Example 10: Anti-Inflammatory Activity Assay

RAW 264.7 mouse macrophages were treated with 200 μg/mL LPS and with 0.5 mg/mL NP. After 48 h, the accumulated levels of nitrite in the cell culture medium, as an indication of NO, were measured using Griess reagent (Sigma). Cell treated with medium in the presence or absence of LPS without other treatments were considered as positive control (PC) and negative control (NC), respectively. See, FIG. 23. DS-CH nanoparticles did not have any significant effect on LPS-induced NO production, whereas CNP significantly reduced NO production.

It is to be understood that while the invention has been described in conjunction with the preferred specific embodiments thereof, that the foregoing description and the examples that follow are intended to illustrate and not limit the scope of the invention. It will be understood by those skilled in the art that various changes may be made and equivalents may be substituted without departing from the scope of the invention, and further that other aspects, advantages and modifications will be apparent to those skilled in the art to which the invention pertains. In addition to the embodiments described herein, the present invention contemplates and claims those inventions resulting from the combination of features of the invention cited herein and those of the cited prior art references which complement the features of the present invention.

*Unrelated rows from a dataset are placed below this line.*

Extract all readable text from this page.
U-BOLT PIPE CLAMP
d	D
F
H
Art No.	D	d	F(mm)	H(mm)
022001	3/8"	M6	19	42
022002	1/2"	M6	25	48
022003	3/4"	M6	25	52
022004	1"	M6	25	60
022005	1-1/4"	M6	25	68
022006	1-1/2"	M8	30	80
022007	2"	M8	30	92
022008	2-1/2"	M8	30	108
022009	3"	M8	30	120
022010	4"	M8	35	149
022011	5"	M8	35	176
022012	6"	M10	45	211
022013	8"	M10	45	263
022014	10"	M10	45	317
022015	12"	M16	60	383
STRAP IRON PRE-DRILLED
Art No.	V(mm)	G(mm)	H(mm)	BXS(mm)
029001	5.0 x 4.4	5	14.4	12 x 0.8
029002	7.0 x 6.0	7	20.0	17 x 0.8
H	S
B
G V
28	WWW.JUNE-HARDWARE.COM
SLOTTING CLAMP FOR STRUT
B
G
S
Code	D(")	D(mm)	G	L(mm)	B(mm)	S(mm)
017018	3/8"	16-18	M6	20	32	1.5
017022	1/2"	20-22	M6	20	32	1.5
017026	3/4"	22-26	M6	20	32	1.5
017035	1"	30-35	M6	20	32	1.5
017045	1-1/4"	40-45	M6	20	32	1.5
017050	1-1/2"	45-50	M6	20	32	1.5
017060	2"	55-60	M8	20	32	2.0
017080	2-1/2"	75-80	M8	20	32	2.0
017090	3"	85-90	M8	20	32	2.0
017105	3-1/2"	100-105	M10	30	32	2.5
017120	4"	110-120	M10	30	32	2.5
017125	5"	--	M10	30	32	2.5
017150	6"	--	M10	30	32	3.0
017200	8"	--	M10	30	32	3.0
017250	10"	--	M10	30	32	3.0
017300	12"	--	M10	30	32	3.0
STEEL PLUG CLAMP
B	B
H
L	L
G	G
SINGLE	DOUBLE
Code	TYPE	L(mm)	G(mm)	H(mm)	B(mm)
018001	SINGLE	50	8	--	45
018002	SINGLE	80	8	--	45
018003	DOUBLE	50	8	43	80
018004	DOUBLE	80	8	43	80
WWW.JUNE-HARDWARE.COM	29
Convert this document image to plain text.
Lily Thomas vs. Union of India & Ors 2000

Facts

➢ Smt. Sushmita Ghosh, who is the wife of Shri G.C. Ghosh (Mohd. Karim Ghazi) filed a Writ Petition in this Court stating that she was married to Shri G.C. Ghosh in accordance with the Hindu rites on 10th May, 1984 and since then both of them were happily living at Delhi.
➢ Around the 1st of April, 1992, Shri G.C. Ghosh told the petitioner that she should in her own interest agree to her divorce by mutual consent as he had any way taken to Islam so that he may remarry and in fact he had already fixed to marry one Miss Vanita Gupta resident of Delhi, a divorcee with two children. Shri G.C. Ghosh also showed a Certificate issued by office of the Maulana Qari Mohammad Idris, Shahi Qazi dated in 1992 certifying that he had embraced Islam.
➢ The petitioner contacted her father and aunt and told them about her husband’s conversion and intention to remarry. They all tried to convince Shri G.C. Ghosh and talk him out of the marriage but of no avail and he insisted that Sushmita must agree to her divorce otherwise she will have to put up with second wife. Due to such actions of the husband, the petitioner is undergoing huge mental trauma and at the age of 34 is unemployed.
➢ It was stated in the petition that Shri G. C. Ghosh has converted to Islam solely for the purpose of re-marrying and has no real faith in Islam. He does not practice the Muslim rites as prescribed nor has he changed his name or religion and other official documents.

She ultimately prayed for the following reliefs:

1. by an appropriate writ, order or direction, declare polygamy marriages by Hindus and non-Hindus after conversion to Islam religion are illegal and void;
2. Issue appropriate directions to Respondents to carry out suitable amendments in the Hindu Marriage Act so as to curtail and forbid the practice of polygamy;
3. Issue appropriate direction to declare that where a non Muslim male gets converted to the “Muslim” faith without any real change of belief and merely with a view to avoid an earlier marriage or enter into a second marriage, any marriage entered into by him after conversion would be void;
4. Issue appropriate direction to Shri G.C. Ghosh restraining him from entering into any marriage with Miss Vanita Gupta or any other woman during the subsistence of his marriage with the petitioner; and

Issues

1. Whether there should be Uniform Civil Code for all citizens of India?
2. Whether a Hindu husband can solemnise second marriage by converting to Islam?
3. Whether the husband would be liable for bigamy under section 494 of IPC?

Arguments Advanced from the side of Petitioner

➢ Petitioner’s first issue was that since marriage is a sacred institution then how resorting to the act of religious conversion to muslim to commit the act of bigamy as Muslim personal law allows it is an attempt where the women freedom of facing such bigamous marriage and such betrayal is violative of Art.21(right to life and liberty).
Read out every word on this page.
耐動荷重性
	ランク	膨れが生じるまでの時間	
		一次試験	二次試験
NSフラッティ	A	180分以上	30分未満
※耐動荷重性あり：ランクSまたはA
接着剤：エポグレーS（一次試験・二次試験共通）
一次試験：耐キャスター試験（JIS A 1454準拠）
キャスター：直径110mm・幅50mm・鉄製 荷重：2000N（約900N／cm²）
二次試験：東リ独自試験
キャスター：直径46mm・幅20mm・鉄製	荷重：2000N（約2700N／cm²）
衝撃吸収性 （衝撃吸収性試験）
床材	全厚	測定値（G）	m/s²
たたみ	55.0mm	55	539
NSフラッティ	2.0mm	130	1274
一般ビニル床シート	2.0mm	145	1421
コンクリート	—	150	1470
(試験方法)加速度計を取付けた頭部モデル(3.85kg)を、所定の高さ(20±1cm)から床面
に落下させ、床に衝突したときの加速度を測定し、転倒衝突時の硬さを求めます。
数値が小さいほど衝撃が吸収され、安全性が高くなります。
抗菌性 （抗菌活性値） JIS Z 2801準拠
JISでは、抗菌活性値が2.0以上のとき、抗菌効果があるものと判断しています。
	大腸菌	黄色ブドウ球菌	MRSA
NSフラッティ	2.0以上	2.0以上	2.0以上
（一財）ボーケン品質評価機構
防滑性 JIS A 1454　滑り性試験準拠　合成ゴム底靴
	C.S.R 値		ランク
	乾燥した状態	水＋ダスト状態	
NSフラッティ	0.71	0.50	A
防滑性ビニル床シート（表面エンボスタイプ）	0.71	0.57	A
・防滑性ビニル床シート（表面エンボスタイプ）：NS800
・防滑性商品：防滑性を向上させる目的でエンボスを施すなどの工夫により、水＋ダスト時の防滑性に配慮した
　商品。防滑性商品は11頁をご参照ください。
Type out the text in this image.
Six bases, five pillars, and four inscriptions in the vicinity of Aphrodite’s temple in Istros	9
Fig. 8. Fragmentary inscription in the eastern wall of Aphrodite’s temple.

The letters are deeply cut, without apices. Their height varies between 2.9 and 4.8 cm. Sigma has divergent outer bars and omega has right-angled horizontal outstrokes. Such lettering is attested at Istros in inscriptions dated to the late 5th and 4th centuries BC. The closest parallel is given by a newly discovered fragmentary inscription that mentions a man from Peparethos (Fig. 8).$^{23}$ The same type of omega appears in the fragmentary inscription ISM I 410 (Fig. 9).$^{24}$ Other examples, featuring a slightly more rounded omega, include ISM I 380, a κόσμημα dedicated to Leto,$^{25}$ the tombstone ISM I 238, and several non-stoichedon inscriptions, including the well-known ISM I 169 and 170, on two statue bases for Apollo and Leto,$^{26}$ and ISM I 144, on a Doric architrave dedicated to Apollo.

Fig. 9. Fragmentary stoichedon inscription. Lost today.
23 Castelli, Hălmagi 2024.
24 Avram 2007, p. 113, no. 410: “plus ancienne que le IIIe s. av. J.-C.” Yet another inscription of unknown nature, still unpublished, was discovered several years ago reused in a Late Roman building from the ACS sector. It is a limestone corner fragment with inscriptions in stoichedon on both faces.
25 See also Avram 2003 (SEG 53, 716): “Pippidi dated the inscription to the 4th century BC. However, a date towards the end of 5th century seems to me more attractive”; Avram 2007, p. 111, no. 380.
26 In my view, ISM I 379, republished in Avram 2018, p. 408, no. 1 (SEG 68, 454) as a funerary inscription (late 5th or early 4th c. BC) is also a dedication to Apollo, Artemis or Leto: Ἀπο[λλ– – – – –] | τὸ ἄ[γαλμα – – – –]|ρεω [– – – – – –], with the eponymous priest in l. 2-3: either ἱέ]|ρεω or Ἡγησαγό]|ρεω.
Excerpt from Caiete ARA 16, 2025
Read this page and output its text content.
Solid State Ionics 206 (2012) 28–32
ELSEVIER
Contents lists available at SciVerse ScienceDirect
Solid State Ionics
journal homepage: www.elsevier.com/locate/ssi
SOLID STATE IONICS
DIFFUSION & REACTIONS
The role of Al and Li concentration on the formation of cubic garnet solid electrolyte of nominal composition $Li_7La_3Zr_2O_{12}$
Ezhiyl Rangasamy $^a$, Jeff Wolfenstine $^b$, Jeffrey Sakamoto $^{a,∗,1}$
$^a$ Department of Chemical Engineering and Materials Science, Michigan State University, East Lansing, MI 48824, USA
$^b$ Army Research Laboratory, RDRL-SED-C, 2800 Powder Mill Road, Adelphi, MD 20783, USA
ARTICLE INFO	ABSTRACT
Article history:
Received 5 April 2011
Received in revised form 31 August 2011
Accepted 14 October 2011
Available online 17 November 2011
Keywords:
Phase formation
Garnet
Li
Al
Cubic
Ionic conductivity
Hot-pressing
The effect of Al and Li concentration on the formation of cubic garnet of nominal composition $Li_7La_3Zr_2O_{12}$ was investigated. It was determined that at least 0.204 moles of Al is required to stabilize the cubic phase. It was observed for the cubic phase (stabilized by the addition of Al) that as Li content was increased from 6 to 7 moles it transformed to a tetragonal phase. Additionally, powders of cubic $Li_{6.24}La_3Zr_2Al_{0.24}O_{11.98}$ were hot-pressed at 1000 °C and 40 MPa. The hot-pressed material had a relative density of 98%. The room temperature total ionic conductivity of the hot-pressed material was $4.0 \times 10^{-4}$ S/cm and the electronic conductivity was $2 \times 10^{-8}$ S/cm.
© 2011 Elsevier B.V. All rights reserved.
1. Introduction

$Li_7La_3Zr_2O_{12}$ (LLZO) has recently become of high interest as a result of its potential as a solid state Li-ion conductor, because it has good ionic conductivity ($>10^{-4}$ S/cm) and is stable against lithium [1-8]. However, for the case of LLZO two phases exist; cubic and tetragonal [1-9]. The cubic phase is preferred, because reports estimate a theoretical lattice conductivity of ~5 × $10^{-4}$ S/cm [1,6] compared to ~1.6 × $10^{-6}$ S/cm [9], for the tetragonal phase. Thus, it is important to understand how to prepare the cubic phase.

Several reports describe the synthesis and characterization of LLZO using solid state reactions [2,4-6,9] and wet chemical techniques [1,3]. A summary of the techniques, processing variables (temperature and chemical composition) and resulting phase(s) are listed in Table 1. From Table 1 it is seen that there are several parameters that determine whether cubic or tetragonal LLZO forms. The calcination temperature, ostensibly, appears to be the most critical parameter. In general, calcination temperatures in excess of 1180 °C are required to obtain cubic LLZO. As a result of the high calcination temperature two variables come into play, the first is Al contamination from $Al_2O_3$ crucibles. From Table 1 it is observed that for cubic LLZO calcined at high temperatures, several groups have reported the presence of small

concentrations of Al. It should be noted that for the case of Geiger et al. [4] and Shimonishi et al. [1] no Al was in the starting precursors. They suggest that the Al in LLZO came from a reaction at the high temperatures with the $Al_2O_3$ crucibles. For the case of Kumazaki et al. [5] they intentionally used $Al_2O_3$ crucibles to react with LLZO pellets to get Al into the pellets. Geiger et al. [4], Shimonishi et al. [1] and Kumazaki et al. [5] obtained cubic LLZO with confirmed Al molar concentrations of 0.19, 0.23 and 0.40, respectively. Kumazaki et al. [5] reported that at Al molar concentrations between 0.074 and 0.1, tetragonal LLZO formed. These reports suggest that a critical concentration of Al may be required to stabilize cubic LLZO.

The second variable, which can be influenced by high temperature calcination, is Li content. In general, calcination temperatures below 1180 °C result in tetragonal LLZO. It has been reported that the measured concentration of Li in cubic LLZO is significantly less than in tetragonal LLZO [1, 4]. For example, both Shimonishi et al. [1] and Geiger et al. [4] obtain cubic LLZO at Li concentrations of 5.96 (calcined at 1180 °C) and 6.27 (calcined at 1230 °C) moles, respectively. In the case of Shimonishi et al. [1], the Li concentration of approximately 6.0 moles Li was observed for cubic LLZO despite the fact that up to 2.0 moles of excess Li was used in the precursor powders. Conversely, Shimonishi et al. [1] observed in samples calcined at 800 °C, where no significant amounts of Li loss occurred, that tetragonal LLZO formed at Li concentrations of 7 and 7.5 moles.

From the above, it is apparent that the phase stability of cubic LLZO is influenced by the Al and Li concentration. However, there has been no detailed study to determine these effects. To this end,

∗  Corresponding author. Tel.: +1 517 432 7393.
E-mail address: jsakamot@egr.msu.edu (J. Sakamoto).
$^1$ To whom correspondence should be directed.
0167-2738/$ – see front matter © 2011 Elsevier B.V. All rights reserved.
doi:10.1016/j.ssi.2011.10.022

Similarly, it will be appreciated that any described material, feature, or article may be used in combination with any other material, feature, or article, and such combinations are considered within the scope of this invention.

The disclosures of each patent, patent application, and publication cited or described in this document are hereby incorporated herein by reference, each in its entirety, for all purposes.

Claims

1. Nanoparticles having a hydrodynamic diameter of from about 10 to about 400 nm, comprising a polymer comprising positively charged polymer and at least one anionic polymer comprising sulfate groups, phosphate groups, carboxyl groups, or a combination thereof.